Living with a long-term condition: the importance of psychological support
In a guest blog to coincide with the launch of our report on integrating physical and mental health care, Tessa Jelen writes about the importance of information and support, for both physical and mental wellbeing, for people diagnosed with a long-term condition.
In a guest blog to coincide with the launch of our report on integrating physical and mental health care, Tessa Jelen writes about the importance of information and support – for both physical and mental wellbeing – for people diagnosed with a long-term condition. Tessa was a member of a focus group we ran as part of our research that explored service user perspectives on what well-co-ordinated, integrated care would look like.
The first shock after being diagnosed with emphysema and fibrosis was when I researched it on the Internet at the local library with my eight-year-old grand-daughter sitting next to me. ‘Incurable’ and ‘progressive’ was the verdict; ‘Goodness, that means I am going to die of it’, was my first thought.
Understanding my condition, the first step in coming to terms with my diagnosis, was frightening. I bombarded my respiratory consultant with questions in the short space of time allowed in outpatient clinics. But the help I was offered to enable me to come to terms with the condition in a positive fashion was very thin on the ground. Although my clinical questions were answered, there was little understanding among the health professionals I saw that I was asking so many questions because I needed mental re-assurance. I felt sorry for consultants managing patients during this phase: really good information sessions soon after diagnosis would help reduce the psychological impact for people diagnosed with a long-term condition.
I am lucky that I am able to research my condition, but I find that more and more respiratory patients lack basic understanding, for example, about how to take their medication properly or what the medication does. They are often confused and unable to find a route to gain help. There is uncertainty as the GP often relies on the consultant to be the focus for patients’ respiratory care.
At present, respiratory patients can access extra advice – for example, about diet – through psychological and community programmes, but this support is not available at diagnosis, only further down the line after the hospital consultant or GP recommends it. Learning to live with a long-term condition needs to be done through continual re-enforcement of messages: an 8-week/16-session programme does not achieve this.

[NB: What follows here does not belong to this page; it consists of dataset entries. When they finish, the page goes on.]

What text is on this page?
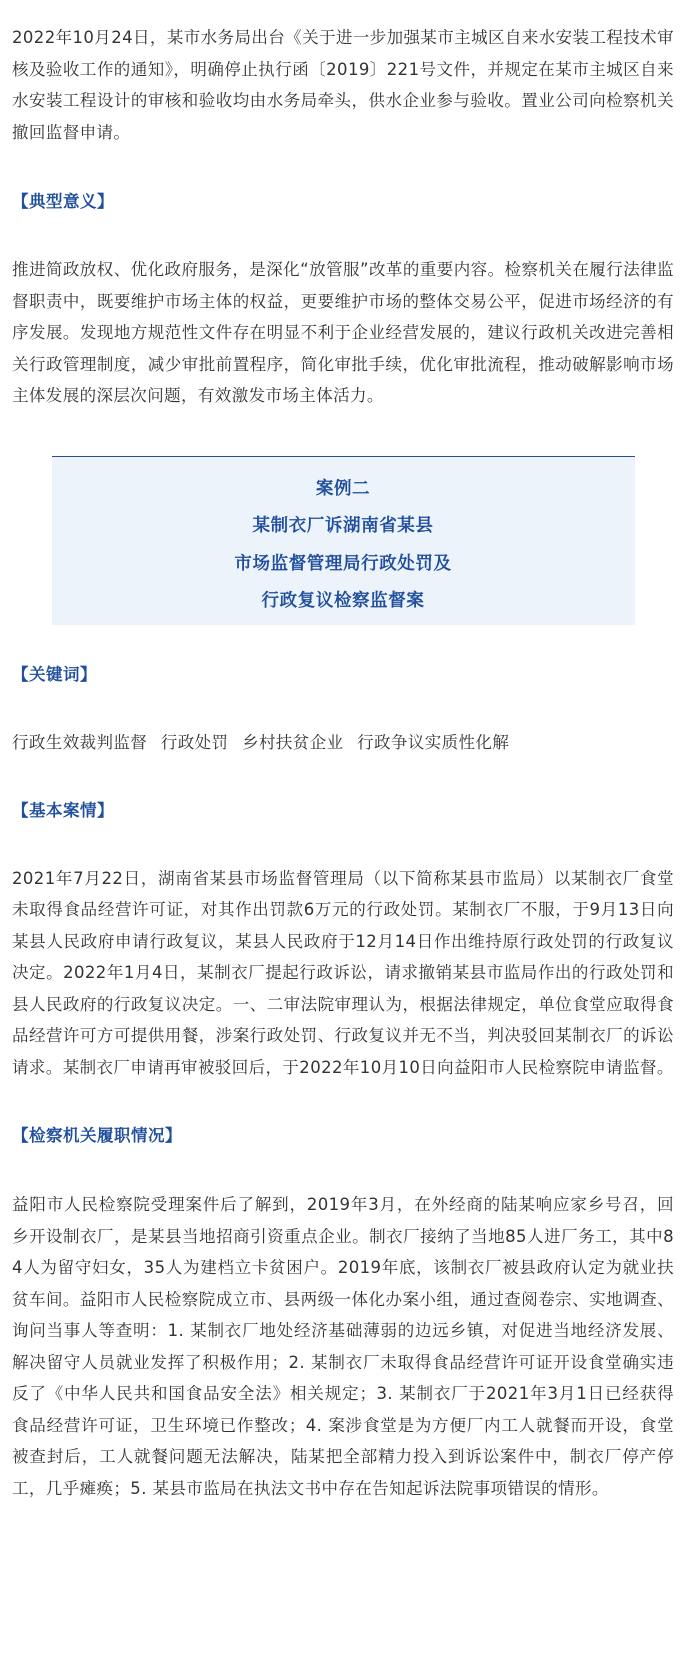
2022年10月24日，某市水务局出台《关于进一步加强某市主城区自来水安装工程技术审核及验收工作的通知》，明确停止执行函〔2019〕221号文件，并规定在某市主城区自来水安装工程设计的审核和验收均由水务局牵头，供水企业参与验收。置业公司向检察机关撤回监督申请。

【典型意义】

推进简政放权、优化政府服务，是深化“放管服”改革的重要内容。检察机关在履行法律监督职责中，既要维护市场主体的权益，更要维护市场的整体交易公平，促进市场经济的有序发展。发现地方规范性文件存在明显不利于企业经营发展的，建议行政机关改进完善相关行政管理制度，减少审批前置程序，简化审批手续，优化审批流程，推动破解影响市场主体发展的深层次问题，有效激发市场主体活力。

案例二
某制衣厂诉湖南省某县
市场监督管理局行政处罚及
行政复议检察监督案

【关键词】

行政生效裁判监督 行政处罚 乡村扶贫企业 行政争议实质性化解

【基本案情】

2021年7月22日，湖南省某县市场监督管理局（以下简称某县市监局）以某制衣厂食堂未取得食品经营许可证，对其作出罚款6万元的行政处罚。某制衣厂不服，于9月13日向某县人民政府申请行政复议，某县人民政府于12月14日作出维持原行政处罚的行政复议决定。2022年1月4日，某制衣厂提起行政诉讼，请求撤销某县市监局作出的行政处罚和县人民政府的行政复议决定。一、二审法院审理认为，根据法律规定，单位食堂应取得食品经营许可方可提供用餐，涉案行政处罚、行政复议并无不当，判决驳回某制衣厂的诉讼请求。某制衣厂申请再审被驳回后，于2022年10月10日向益阳市人民检察院申请监督。

【检察机关履职情况】

益阳市人民检察院受理案件后了解到，2019年3月，在外经商的陆某响应家乡号召，回乡开设制衣厂，是某县当地招商引资重点企业。制衣厂接纳了当地85人进厂务工，其中84人为留守妇女，35人为建档立卡贫困户。2019年底，该制衣厂被县政府认定为就业扶贫车间。益阳市人民检察院成立市、县两级一体化办案小组，通过查阅卷宗、实地调查、询问当事人等查明：1. 某制衣厂地处经济基础薄弱的边远乡镇，对促进当地经济发展、解决留守人员就业发挥了积极作用；2. 某制衣厂未取得食品经营许可证开设食堂确实违反了《中华人民共和国食品安全法》相关规定；3. 某制衣厂于2021年3月1日已经获得食品经营许可证，卫生环境已作整改；4. 案涉食堂是为方便厂内工人就餐而开设，食堂被查封后，工人就餐问题无法解决，陆某把全部精力投入到诉讼案件中，制衣厂停产停工，几乎瘫痪；5. 某县市监局在执法文书中存在告知起诉法院事项错误的情形。
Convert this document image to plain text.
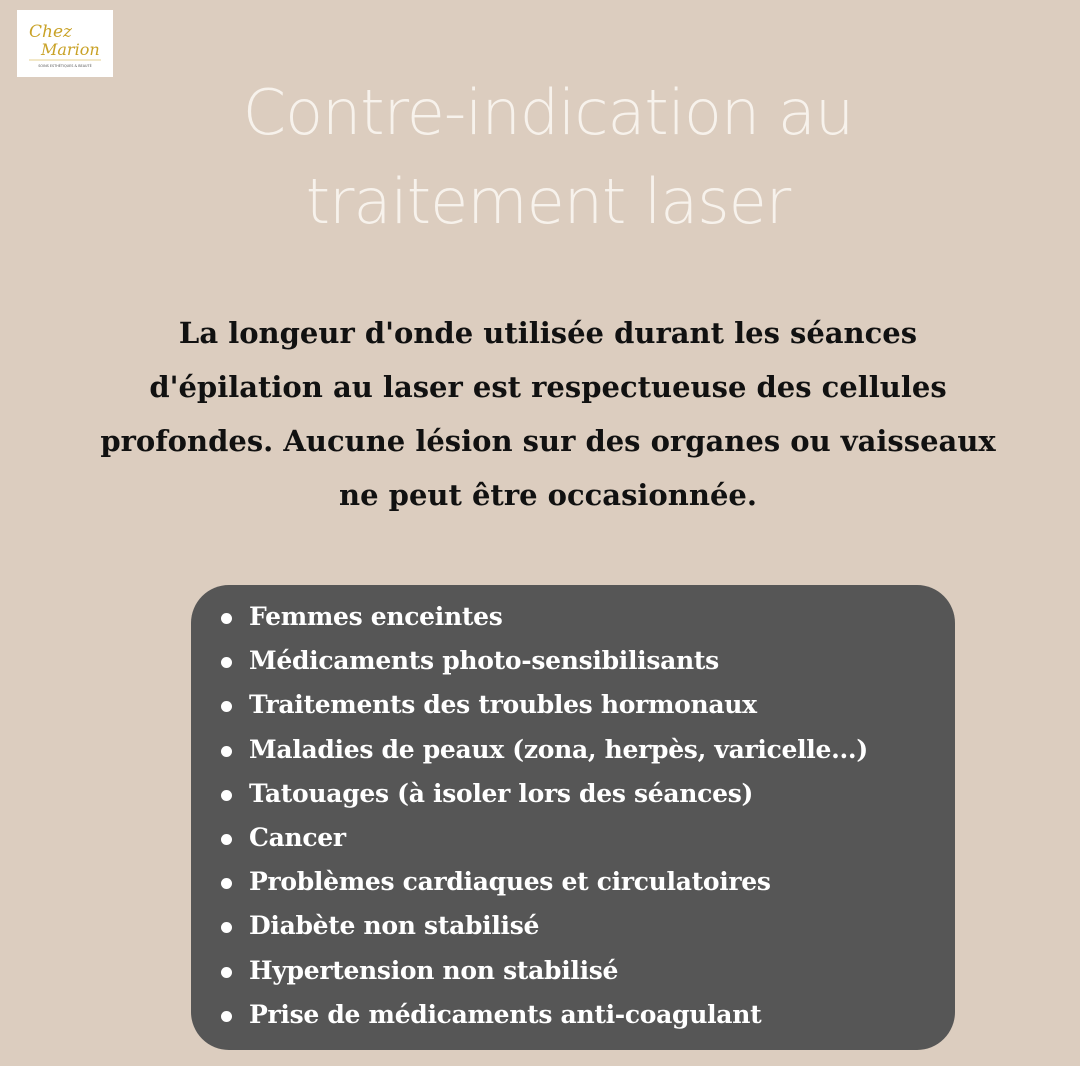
Chez
Marion
SOINS ESTHÉTIQUES & BEAUTÉ
Contre-indication au
traitement laser

La longeur d'onde utilisée durant les séances
d'épilation au laser est respectueuse des cellules
profondes. Aucune lésion sur des organes ou vaisseaux
ne peut être occasionnée.

Femmes enceintes
Médicaments photo-sensibilisants
Traitements des troubles hormonaux
Maladies de peaux (zona, herpès, varicelle...)
Tatouages (à isoler lors des séances)
Cancer
Problèmes cardiaques et circulatoires
Diabète non stabilisé
Hypertension non stabilisé
Prise de médicaments anti-coagulant
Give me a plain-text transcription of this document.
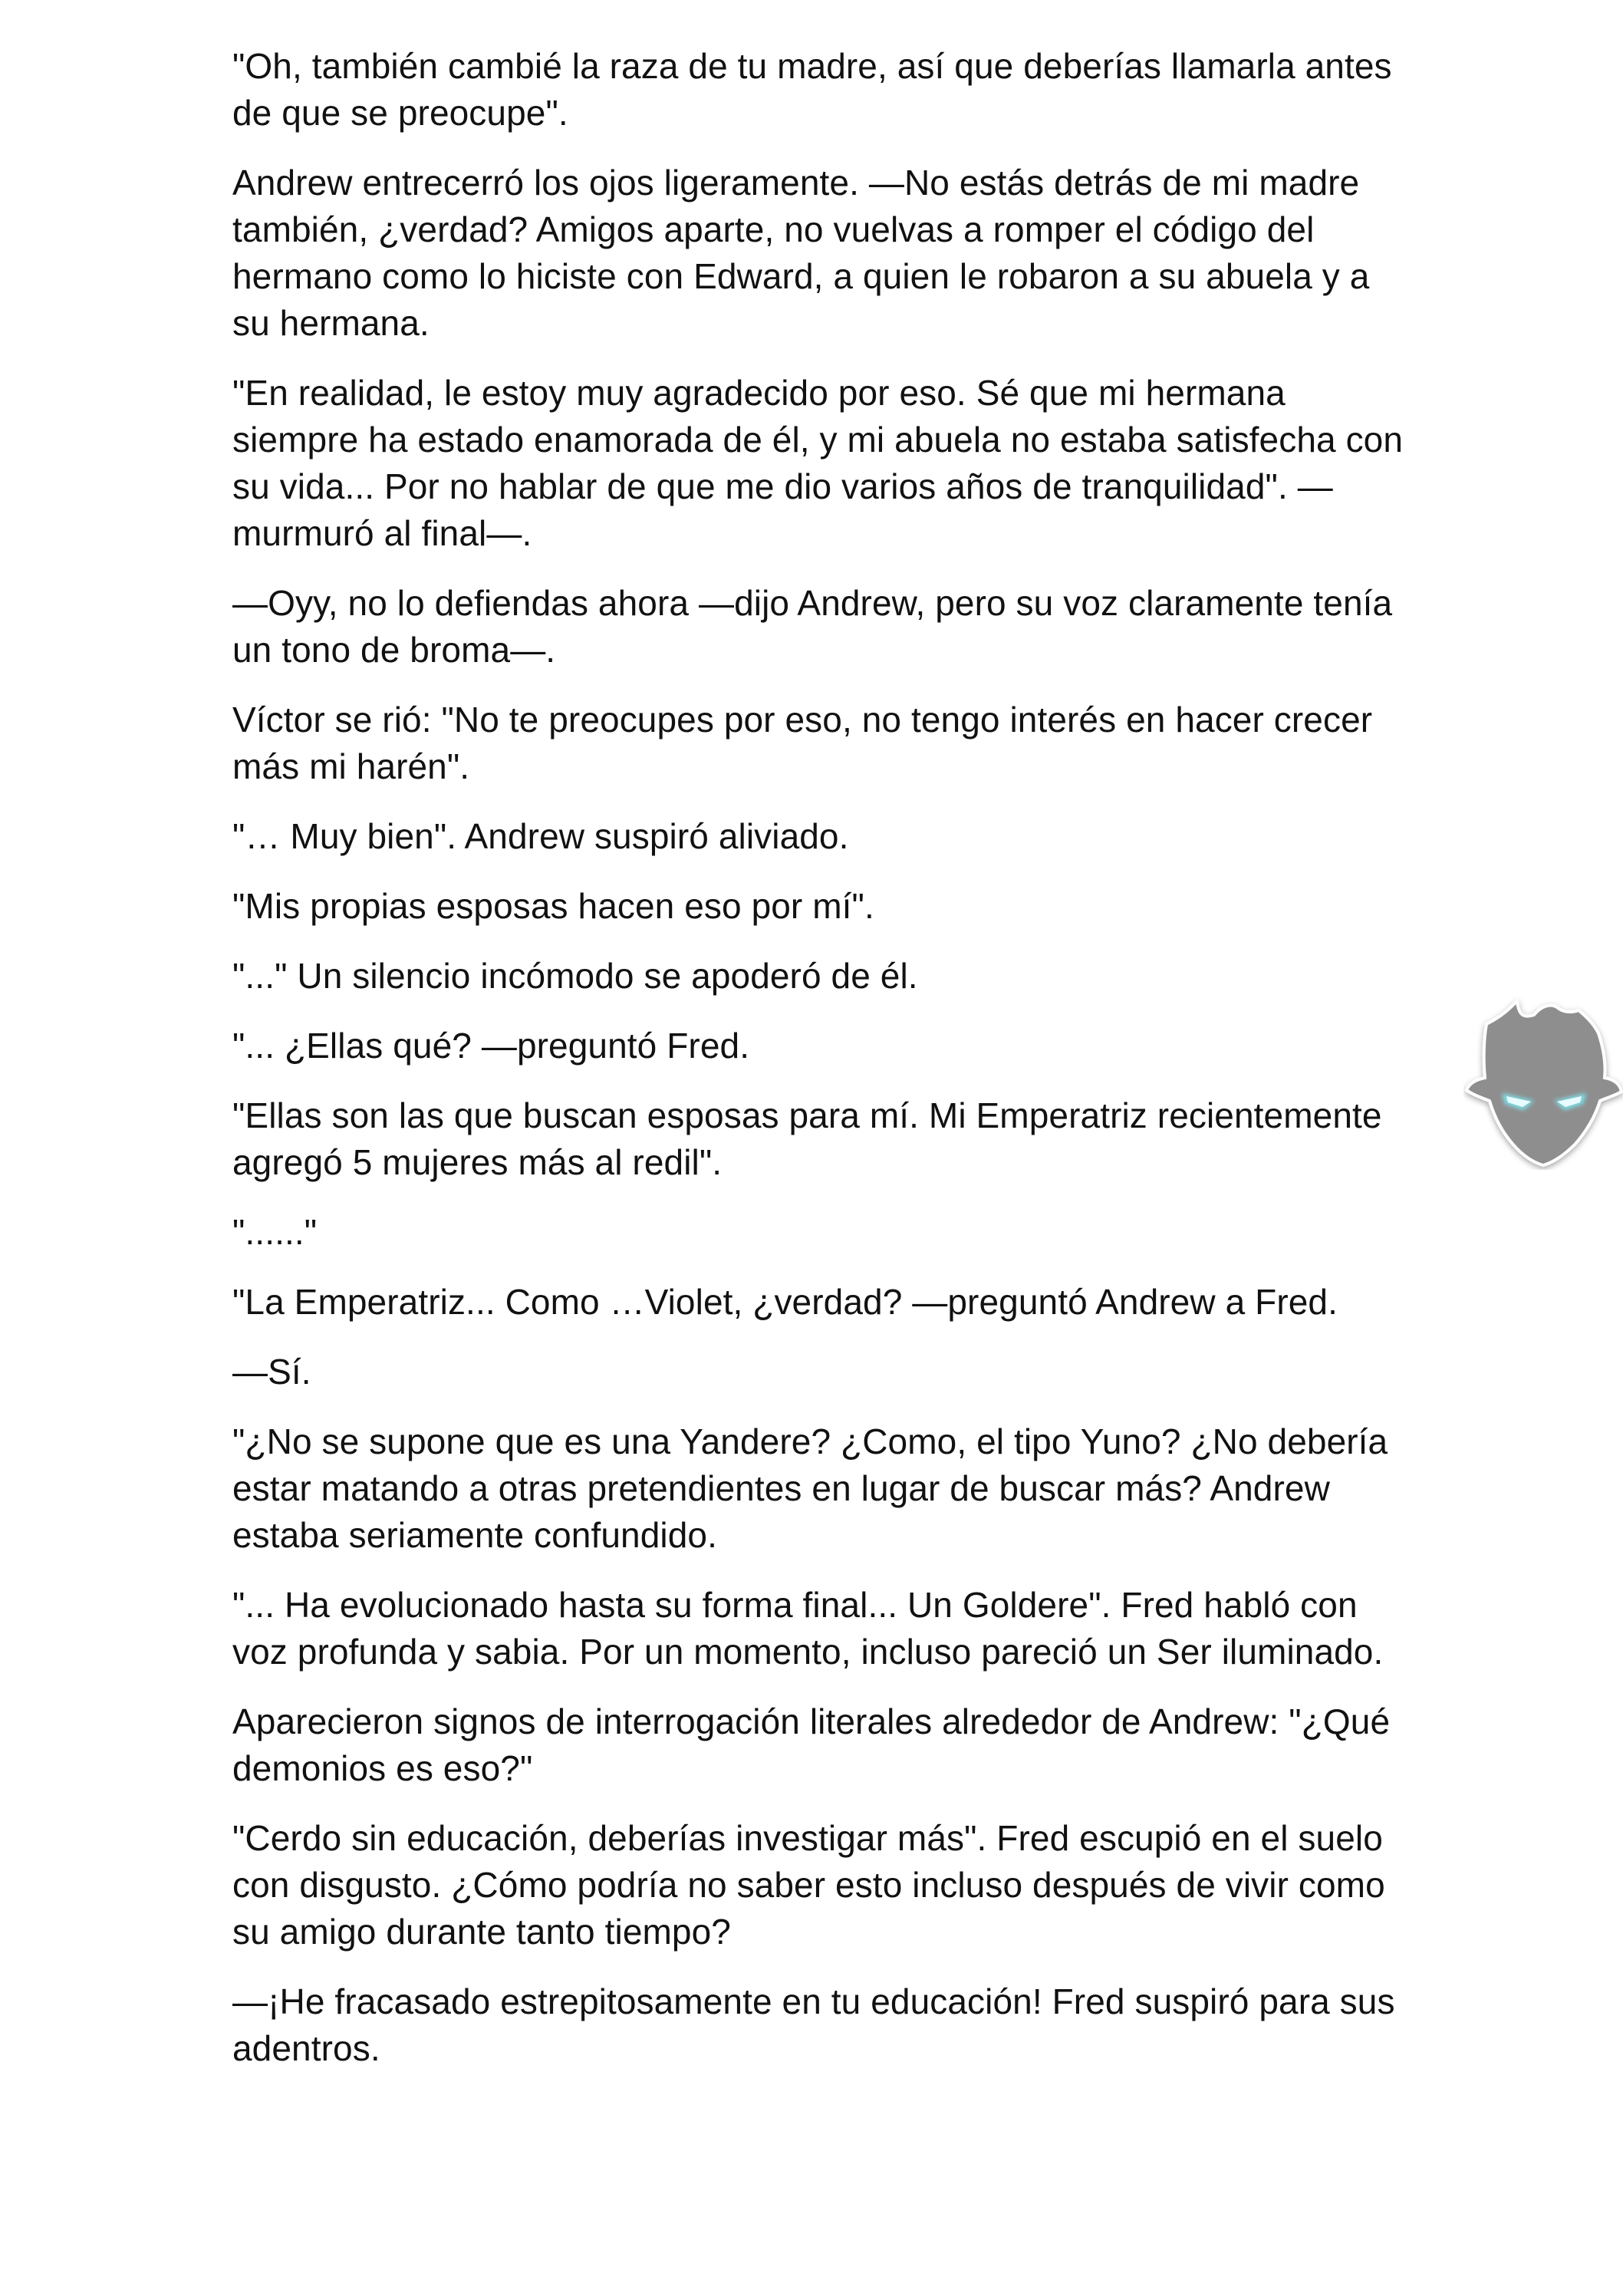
"Oh, también cambié la raza de tu madre, así que deberías llamarla antes de que se preocupe".

Andrew entrecerró los ojos ligeramente. —No estás detrás de mi madre también, ¿verdad? Amigos aparte, no vuelvas a romper el código del hermano como lo hiciste con Edward, a quien le robaron a su abuela y a su hermana.

"En realidad, le estoy muy agradecido por eso. Sé que mi hermana siempre ha estado enamorada de él, y mi abuela no estaba satisfecha con su vida... Por no hablar de que me dio varios años de tranquilidad". —murmuró al final—.

—Oyy, no lo defiendas ahora —dijo Andrew, pero su voz claramente tenía un tono de broma—.

Víctor se rió: "No te preocupes por eso, no tengo interés en hacer crecer más mi harén".

"… Muy bien". Andrew suspiró aliviado.

"Mis propias esposas hacen eso por mí".

"..." Un silencio incómodo se apoderó de él.

"... ¿Ellas qué? —preguntó Fred.

"Ellas son las que buscan esposas para mí. Mi Emperatriz recientemente agregó 5 mujeres más al redil".

"......"

"La Emperatriz... Como …Violet, ¿verdad? —preguntó Andrew a Fred.

—Sí.

"¿No se supone que es una Yandere? ¿Como, el tipo Yuno? ¿No debería estar matando a otras pretendientes en lugar de buscar más? Andrew estaba seriamente confundido.

"... Ha evolucionado hasta su forma final... Un Goldere". Fred habló con voz profunda y sabia. Por un momento, incluso pareció un Ser iluminado.

Aparecieron signos de interrogación literales alrededor de Andrew: "¿Qué demonios es eso?"

"Cerdo sin educación, deberías investigar más". Fred escupió en el suelo con disgusto. ¿Cómo podría no saber esto incluso después de vivir como su amigo durante tanto tiempo?

—¡He fracasado estrepitosamente en tu educación! Fred suspiró para sus adentros.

Six years ago there was little or no community support in Westminster for people with respiratory conditions, so with the help of a local physiotherapy team we launched Breathe Easy Westminster, under the umbrella of the British Lung Foundation. Now, our Breathe Easy group works with both local community groups and national organisations.
A good example is our work with Dying Matters, a service that encourages people to talk openly about death and dying. We also offer Tai Chi and art classes, as well as befriending services linked with social housing as it became apparent that people were struggling with isolation, a lack of reliable transport and difficulty in knowing what services were available. Some people with respiratory conditions that we meet are sorely frustrated, which aggravates their condition. There are often communication breakdowns around their care and many are deeply unhappy. Other national organisations offer information and guidance – although the emphasis is usually on the physical rather than psychological impact of the condition.
I have only just realised how vulnerable people with long-term conditions can feel even long after their diagnosis. I realised this when I experienced a painful, sporadic problem with my shoulder: suddenly I felt out of control and experienced a complete loss of self-management. I just felt so vulnerable and depressed. Poor communication between health professionals, delayed procedures, my concerns not being listened to, nowhere to go to find re-assurance while I awaited a diagnosis all contributed to this. As the fear that this condition would be unresolved became more intense my need for psychological support became deeper, but this support was not available.
Perhaps this is why health services are experiencing more angry patients and nurses are having to cope with aggression. Surely this is a symptom of the need for deeper mental health support for those with long-term conditions, so that patients can realise that they can change their situation for the better, and not totally rely on the current relationship of ‘being done to’.
Perhaps this fear of ‘being done to’, of someone else taking control is a major cause of patients not taking up opportunities for support. There is a fear of loss of control, fear that someone else will take over, that they will be sectioned or hospitalised indefinitely. Those individuals that take advantage of community support are usually those who are mobile, still active, self-managing and who do not feel vulnerable. We need to consider how we approach and support those people living with long-term conditions who are experiencing fear and loss of control of their lives.